- It's with mixed feelings as I read the title. I have not set it, but it implies a difficult period in my life and, of course, it is real. The most important thing, however, is the joyful musical creation and the energy that the music gives back. Life has endless possibilities, said Erik Westberg, professor at Luleå University of Technology.
A story worthy of spreading
Since 1990, Erik Westberg has worked at the School of Music at Luleå University of Technology where he teaches choir conducting and choir singing. He has achieved great success with the music school's chamber choir and his own vocal ensemble and was chosen in the Royal Musical Academy in 2008. Erik Westberg feels honored and touched by the fact that his life and deed have now become the subject of a documentary.
– Several of my close friends and colleagues have been interviewed. I get warm inside to listen to other people's reflections and thoughts, says Erik Westberg, who, however, found it difficult to talk about a darker time in life when he was plagued by mental illness.
– It was difficult to go through the period of disease.
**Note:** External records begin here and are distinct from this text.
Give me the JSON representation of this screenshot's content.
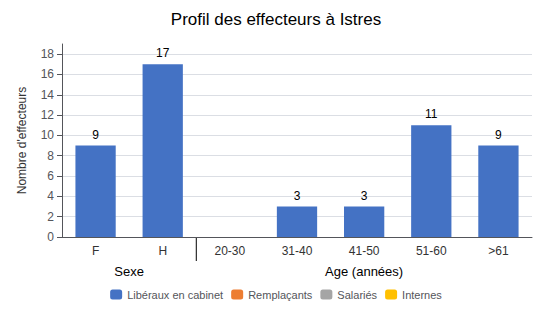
{
  "chart_data": {
    "type": "bar",
    "title": "Profil des effecteurs à Istres",
    "ylabel": "Nombre d'effecteurs",
    "categories": [
      "F",
      "H",
      "20-30",
      "31-40",
      "41-50",
      "51-60",
      ">61"
    ],
    "groups": [
      "Sexe",
      "Sexe",
      "Age (années)",
      "Age (années)",
      "Age (années)",
      "Age (années)",
      "Age (années)"
    ],
    "series": [
      {
        "name": "Libéraux en cabinet",
        "color": "#4472C4",
        "values": [
          9,
          17,
          0,
          3,
          3,
          11,
          9
        ],
        "value_labels": [
          "9",
          "17",
          null,
          "3",
          "3",
          "11",
          "9"
        ]
      },
      {
        "name": "Remplaçants",
        "color": "#ED7D31",
        "values": [
          null,
          null,
          null,
          null,
          null,
          null,
          null
        ]
      },
      {
        "name": "Salariés",
        "color": "#A5A5A5",
        "values": [
          null,
          null,
          null,
          null,
          null,
          null,
          null
        ]
      },
      {
        "name": "Internes",
        "color": "#FFC000",
        "values": [
          null,
          null,
          null,
          null,
          null,
          null,
          null
        ]
      }
    ],
    "ylim": [
      0,
      19
    ],
    "yticks": [
      0,
      2,
      4,
      6,
      8,
      10,
      12,
      14,
      16,
      18
    ],
    "grid": true,
    "legend": "bottom",
    "data_labels": true
  }
}
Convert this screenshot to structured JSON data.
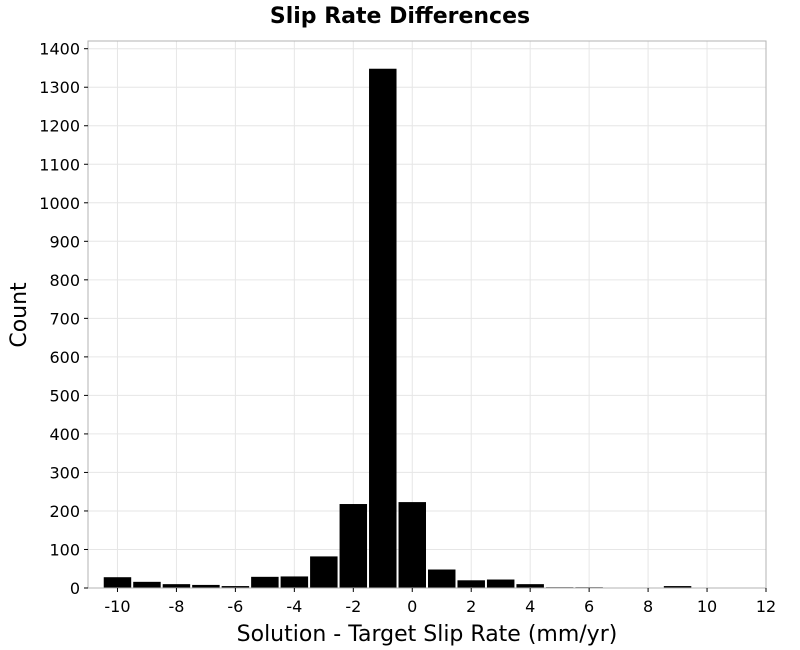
{
  "chart_data": {
    "type": "bar",
    "title": "Slip Rate Differences",
    "xlabel": "Solution - Target Slip Rate (mm/yr)",
    "ylabel": "Count",
    "xlim": [
      -11,
      12
    ],
    "ylim": [
      0,
      1420
    ],
    "x_ticks": [
      -10,
      -8,
      -6,
      -4,
      -2,
      0,
      2,
      4,
      6,
      8,
      10,
      12
    ],
    "y_ticks": [
      0,
      100,
      200,
      300,
      400,
      500,
      600,
      700,
      800,
      900,
      1000,
      1100,
      1200,
      1300,
      1400
    ],
    "bin_width": 1,
    "grid": true,
    "bar_color": "#000000",
    "bins": [
      {
        "x": -10,
        "value": 28
      },
      {
        "x": -9,
        "value": 16
      },
      {
        "x": -8,
        "value": 10
      },
      {
        "x": -7,
        "value": 8
      },
      {
        "x": -6,
        "value": 5
      },
      {
        "x": -5,
        "value": 29
      },
      {
        "x": -4,
        "value": 30
      },
      {
        "x": -3,
        "value": 82
      },
      {
        "x": -2,
        "value": 218
      },
      {
        "x": -1,
        "value": 1348
      },
      {
        "x": 0,
        "value": 223
      },
      {
        "x": 1,
        "value": 48
      },
      {
        "x": 2,
        "value": 20
      },
      {
        "x": 3,
        "value": 22
      },
      {
        "x": 4,
        "value": 10
      },
      {
        "x": 5,
        "value": 2
      },
      {
        "x": 6,
        "value": 2
      },
      {
        "x": 7,
        "value": 1
      },
      {
        "x": 8,
        "value": 0
      },
      {
        "x": 9,
        "value": 5
      },
      {
        "x": 10,
        "value": 0
      }
    ]
  }
}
I want to lay it behind me. But if someone - through my story - can find keys to find their way back then the story is worth being reproduced.
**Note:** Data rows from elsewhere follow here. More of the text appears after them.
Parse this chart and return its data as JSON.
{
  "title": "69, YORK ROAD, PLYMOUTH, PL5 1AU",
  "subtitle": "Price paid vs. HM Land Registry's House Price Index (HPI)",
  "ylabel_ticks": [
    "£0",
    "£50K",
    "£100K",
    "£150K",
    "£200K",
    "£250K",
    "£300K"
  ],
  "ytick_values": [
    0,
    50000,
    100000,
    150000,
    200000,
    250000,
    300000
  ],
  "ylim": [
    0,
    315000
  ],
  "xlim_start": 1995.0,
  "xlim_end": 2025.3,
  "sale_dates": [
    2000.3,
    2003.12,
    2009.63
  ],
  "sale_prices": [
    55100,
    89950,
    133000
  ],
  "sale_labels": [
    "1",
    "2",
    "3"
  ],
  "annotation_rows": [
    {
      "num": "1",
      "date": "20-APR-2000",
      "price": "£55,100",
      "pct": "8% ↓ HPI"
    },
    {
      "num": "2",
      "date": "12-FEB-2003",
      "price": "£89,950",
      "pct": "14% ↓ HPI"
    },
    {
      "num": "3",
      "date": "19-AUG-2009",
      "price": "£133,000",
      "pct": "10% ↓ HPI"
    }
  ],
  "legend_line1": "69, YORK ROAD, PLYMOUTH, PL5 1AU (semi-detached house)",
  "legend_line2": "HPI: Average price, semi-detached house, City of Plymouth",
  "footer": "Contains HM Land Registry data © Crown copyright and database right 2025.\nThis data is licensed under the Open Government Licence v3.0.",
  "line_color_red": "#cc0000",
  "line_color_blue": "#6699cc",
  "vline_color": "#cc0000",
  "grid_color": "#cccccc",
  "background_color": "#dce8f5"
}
Personal portrait done with respect and consideration
The documentary that was premiered on Saturday January 13 was made by Malin Winberg, who studied journalism at Luleå University of Technology in 2009 to 2012. The main character himself is pleased with the final result.
– Hearing his voice is close to anxiety, but on the whole, the documentary is done with respect and care and with a lot of music. It's liberating with so much music - there's the answer!